Der High Court hat der Consumer Federation of Kenya (COFEK) untersagt, ihre Klage gegen das Gesundheitsdaten-Abkommen zwischen Kenia und den USA zurückzuziehen. Das Katiba Institute hatte Einspruch gegen diesen Schritt eingelegt, dem der Richter stattgab. Die Anhörung ist für den 25. Mai angesetzt.

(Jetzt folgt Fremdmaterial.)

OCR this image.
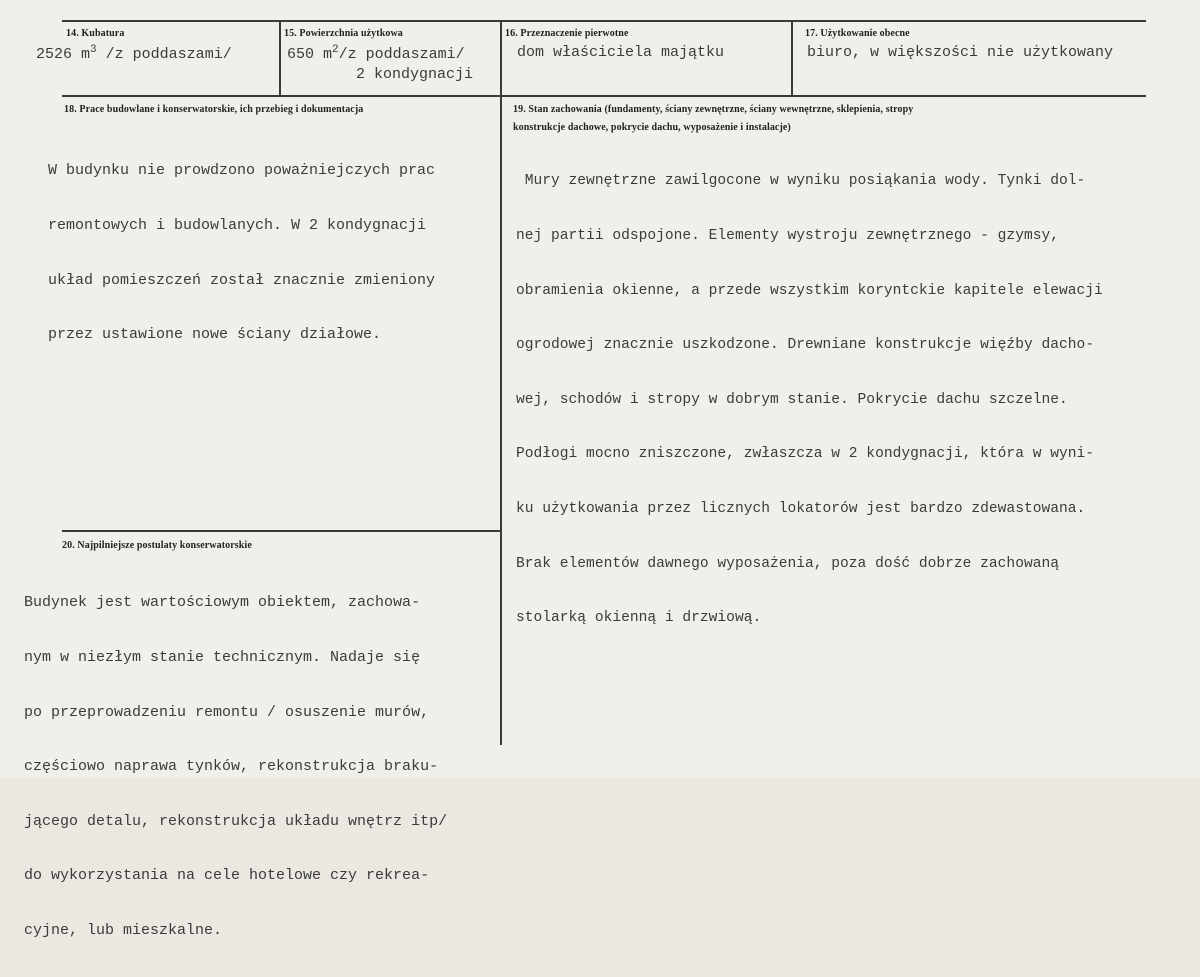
14. Kubatura
2526 $m^3$ /z poddaszami/
15. Powierzchnia użytkowa
650 $m^2/z$ poddaszami/
2 kondygnacji
16. Przeznaczenie pierwotne
dom właściciela majątku
17. Użytkowanie obecne
biuro, w większości nie użytkowany
18. Prace budowlane i konserwatorskie, ich przebieg i dokumentacja

W budynku nie prowdzono poważniejczych prac

remontowych i budowlanych. W 2 kondygnacji

układ pomieszczeń został znacznie zmieniony

przez ustawione nowe ściany działowe.

19. Stan zachowania (fundamenty, ściany zewnętrzne, ściany wewnętrzne, sklepienia, stropy
konstrukcje dachowe, pokrycie dachu, wyposażenie i instalacje)

Mury zewnętrzne zawilgocone w wyniku posiąkania wody. Tynki dol-

nej partii odspojone. Elementy wystroju zewnętrznego - gzymsy,

obramienia okienne, a przede wszystkim koryntckie kapitele elewacji

ogrodowej znacznie uszkodzone. Drewniane konstrukcje więźby dacho-

wej, schodów i stropy w dobrym stanie. Pokrycie dachu szczelne.

Podłogi mocno zniszczone, zwłaszcza w 2 kondygnacji, która w wyni-

ku użytkowania przez licznych lokatorów jest bardzo zdewastowana.

Brak elementów dawnego wyposażenia, poza dość dobrze zachowaną

stolarką okienną i drzwiową.

20. Najpilniejsze postulaty konserwatorskie

Budynek jest wartościowym obiektem, zachowa-

nym w niezłym stanie technicznym. Nadaje się

po przeprowadzeniu remontu / osuszenie murów,

częściowo naprawa tynków, rekonstrukcja braku-

jącego detalu, rekonstrukcja układu wnętrz itp/

do wykorzystania na cele hotelowe czy rekrea-

cyjne, lub mieszkalne.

Der High Court hat entschieden, der Consumer Federation of Kenya (COFEK) die Rücknahme ihrer im Dezember 2025 eingereichten Klage gegen das Gesundheitsdaten-Abkommen zwischen Kenia und den USA zu untersagen. Das Abkommen sorgte für Kontroversen, da die COFEK argumentierte, es könne die Privatsphäre und den Datenschutz der Kenianer verletzen und sei ohne öffentliche Konsultation zustande gekommen.
Die COFEK hatte eine Einigung mit der Regierung erzielt und wollte das Verfahren einstellen. Das Katiba Institute widersprach dem jedoch durch seinen Anwalt Joshua Malidzo mit dem Argument, dass Klagen im öffentlichen Interesse bei verfassungsrechtlichen Fragen nicht durch private Absprachen beigelegt werden können.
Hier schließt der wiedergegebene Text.